COVID-19 modeling: Data released by the provincial scientific advisory table on Friday morning suggested new coronavirus cases should remain stable for the next month, even with a modest increase in social contacts. However, the modeling of the counseling table says that public health measures – such as masking, vaccination certificates, symptom screening, and ventilation – must remain in place in order to avoid a renewed increase in infections.

U-Bahn, U-Bahn, U-Bahn: The idea that the pandemic should make the province rethink its plan to build more subways in Toronto is flawed. Subway trains were a good idea before COVID-19 – and they will continue to be a good idea afterwards, writes Shoshanna Saxe.

Gig Economy: While the government announced this week that it will ensure that people who make deliveries have access to toilets, those who drive and deliver using apps like Uber and Skip the Dishes are calling for a little more. They want the province to class them as employees. Currently, they are classified as self-employed contractors, which means they have no legal right to any action that other workers take for granted, including minimum wage, vacation days or statutory vacation pay. When asked by CBC News, Secretary of Labor Monte McNaughton did not promise to reclassify workers in the gig economy as workers, but said new safeguards were on the way.
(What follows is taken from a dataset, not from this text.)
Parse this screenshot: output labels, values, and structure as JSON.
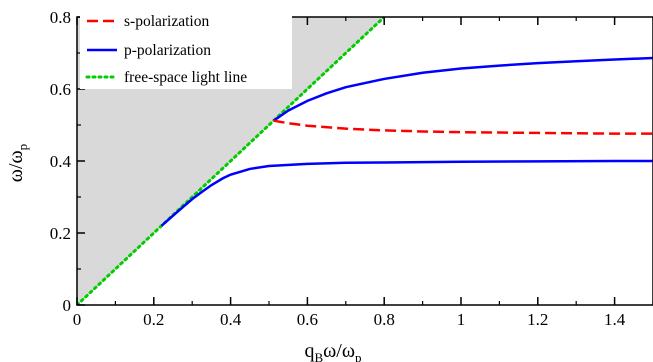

Goodbye CRB, hello CWLB: The federal government has announced that the Canada Recovery Benefit will expire tomorrow and will be replaced with a more targeted program to help workers with potential lockdowns. The Canada Worker Lockdown Benefit would provide $ 300 per week to workers who are subject to lockdown. It comes into force on Sunday. Some economists and business groups say the end of government wage and rent subsidy programs is coming too soon.